La pièce visible en rose à la figure 7 est précisément une plaque représentative du PCB à placer dans le boîtier avec un contour adapté, notamment avec une encoche visible au milieu du « fond de panier ». L’extraction de cette seule pièce du fichier initial permet alors de créer un nouveau modèle 3D utilisable sous Altium Designer pour définir le contour du PCB.
Pour cela, il suffit de placer un objet 3D avec la commande usuelle « Place > 3D Body », de sélectionner le fichier STEP correspondant. Ensuite, il convient éventuellement de changer son orientation (cf. figure 8).

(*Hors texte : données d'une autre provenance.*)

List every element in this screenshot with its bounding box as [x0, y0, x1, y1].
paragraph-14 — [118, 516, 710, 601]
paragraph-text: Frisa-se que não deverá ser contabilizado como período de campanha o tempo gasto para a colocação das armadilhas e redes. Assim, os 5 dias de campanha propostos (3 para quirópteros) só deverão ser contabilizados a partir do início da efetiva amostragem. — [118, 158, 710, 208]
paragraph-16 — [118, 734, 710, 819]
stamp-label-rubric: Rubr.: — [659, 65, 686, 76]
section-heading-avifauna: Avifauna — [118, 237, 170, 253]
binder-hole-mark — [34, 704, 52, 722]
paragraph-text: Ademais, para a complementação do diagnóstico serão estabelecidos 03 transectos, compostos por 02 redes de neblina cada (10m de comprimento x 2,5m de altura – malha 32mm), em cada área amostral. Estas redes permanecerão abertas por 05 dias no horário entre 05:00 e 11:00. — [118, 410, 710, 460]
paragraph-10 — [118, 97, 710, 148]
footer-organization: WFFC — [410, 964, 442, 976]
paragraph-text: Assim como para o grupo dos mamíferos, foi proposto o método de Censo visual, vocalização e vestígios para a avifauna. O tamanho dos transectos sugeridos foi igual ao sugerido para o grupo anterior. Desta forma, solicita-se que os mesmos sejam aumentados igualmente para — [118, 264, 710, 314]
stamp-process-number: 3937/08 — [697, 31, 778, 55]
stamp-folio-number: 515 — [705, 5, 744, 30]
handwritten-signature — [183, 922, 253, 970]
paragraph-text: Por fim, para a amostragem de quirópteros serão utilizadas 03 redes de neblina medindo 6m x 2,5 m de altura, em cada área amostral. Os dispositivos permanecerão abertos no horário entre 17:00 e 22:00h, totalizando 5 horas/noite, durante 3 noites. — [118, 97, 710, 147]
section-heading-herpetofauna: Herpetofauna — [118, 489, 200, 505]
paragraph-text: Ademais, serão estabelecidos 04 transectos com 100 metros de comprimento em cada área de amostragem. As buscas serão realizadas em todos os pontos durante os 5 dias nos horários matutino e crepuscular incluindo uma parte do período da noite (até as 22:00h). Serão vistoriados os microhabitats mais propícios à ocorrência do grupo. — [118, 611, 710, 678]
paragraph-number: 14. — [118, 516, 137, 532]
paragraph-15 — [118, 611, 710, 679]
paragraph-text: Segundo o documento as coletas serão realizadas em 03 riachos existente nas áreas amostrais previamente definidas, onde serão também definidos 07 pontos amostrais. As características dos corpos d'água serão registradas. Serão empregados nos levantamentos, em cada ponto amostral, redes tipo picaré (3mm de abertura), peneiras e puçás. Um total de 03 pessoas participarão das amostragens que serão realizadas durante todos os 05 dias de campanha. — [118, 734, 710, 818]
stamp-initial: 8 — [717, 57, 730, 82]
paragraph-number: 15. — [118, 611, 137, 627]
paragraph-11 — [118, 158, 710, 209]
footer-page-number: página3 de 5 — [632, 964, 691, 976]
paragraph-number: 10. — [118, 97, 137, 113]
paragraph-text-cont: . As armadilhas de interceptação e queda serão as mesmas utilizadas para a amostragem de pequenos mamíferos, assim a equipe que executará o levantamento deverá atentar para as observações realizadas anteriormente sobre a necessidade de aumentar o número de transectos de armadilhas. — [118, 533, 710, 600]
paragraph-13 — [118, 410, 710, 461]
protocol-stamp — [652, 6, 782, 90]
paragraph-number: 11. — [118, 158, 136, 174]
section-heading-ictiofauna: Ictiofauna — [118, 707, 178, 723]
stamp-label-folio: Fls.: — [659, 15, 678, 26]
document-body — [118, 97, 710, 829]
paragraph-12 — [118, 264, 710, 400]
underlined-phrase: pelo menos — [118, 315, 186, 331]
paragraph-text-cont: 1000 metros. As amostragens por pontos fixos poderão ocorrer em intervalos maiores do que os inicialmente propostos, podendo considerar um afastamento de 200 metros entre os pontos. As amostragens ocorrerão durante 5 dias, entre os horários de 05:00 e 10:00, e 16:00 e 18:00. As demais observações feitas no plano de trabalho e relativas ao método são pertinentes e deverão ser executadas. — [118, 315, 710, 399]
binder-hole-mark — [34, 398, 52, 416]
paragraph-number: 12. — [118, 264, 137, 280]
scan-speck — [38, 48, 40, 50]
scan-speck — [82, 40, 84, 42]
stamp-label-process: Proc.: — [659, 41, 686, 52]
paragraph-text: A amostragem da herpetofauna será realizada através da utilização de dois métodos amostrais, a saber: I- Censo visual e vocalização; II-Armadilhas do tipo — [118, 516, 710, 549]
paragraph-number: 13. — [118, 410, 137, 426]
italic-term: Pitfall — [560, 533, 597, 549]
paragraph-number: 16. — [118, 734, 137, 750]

Dans notre cas, une rotation de 90° suivant l’axe X convient. Il faut ensuite rester dans la vue 3D pour utiliser la commande « Design > Board Shape > Define from 3D body » (Figure 9). Un déplacement du modèle 3D est alors proposé avec une fenêtre contextuelle (Figure 10).
Après fermeture de cette fenêtre, on peut retourner en vue 2D (figure 11) pour observer la carte obtenue (zone en noir) incluant les découpes internes. On notera encore la présence en rose hachuré du modèle 3D que l’on pourra finalement retirer car il ne présente plus d’utilité (même en vue 3D).
Remarque : Le reste du boîtier pourra ensuite (au moins partiellement) être ajouté sous Altium Designer afin de vérifier l’intégration mécanique de l’ensemble des composants du système (et pas uniquement la plaque du circuit imprimé).
Le présent article avait pour objectif de montrer comment intégrer à la partie « électronique » d’une conception d’un PCB (notamment les bibliothèques de composants) l’aspect « modélisation 3D » et par là l’intégration mécanique d’un design à l’intérieur d’un projet plus vaste (boîtier, système mécatronique ou tout simplement un dispositif électronique mettant en œuvre plusieurs cartes).
Nous verrons dans un deuxième article comment gérer l’aspect « système », en particulier au travers d’un exemple illustré à la figure 12, à savoir un bras de pont à IGBT intégré à l’intérieur d’une cassette rackable 6U 14HP mettant en œuvre non seulement une interface de contrôle mais aussi une commande rapprochée des transistors de puissance, un monitoring de la température et des mesures des grandeurs électrique (courant de sortie et tension au bornes du bras de pont).
Références
[1] Integrate Your ECAD Tools with Mechanical Design Software, Zakariah Peterson, Blog Altium
1 Lorsqu’ils ne sont littéralement oubliés, tout particulièrement s’il s’agit des bornes d’alimentation !!!
2 La création d’un compte gratuit est nécessaire sur ces sites.
3 Permettant de créer un nombre illimité de « conceptions » publiques.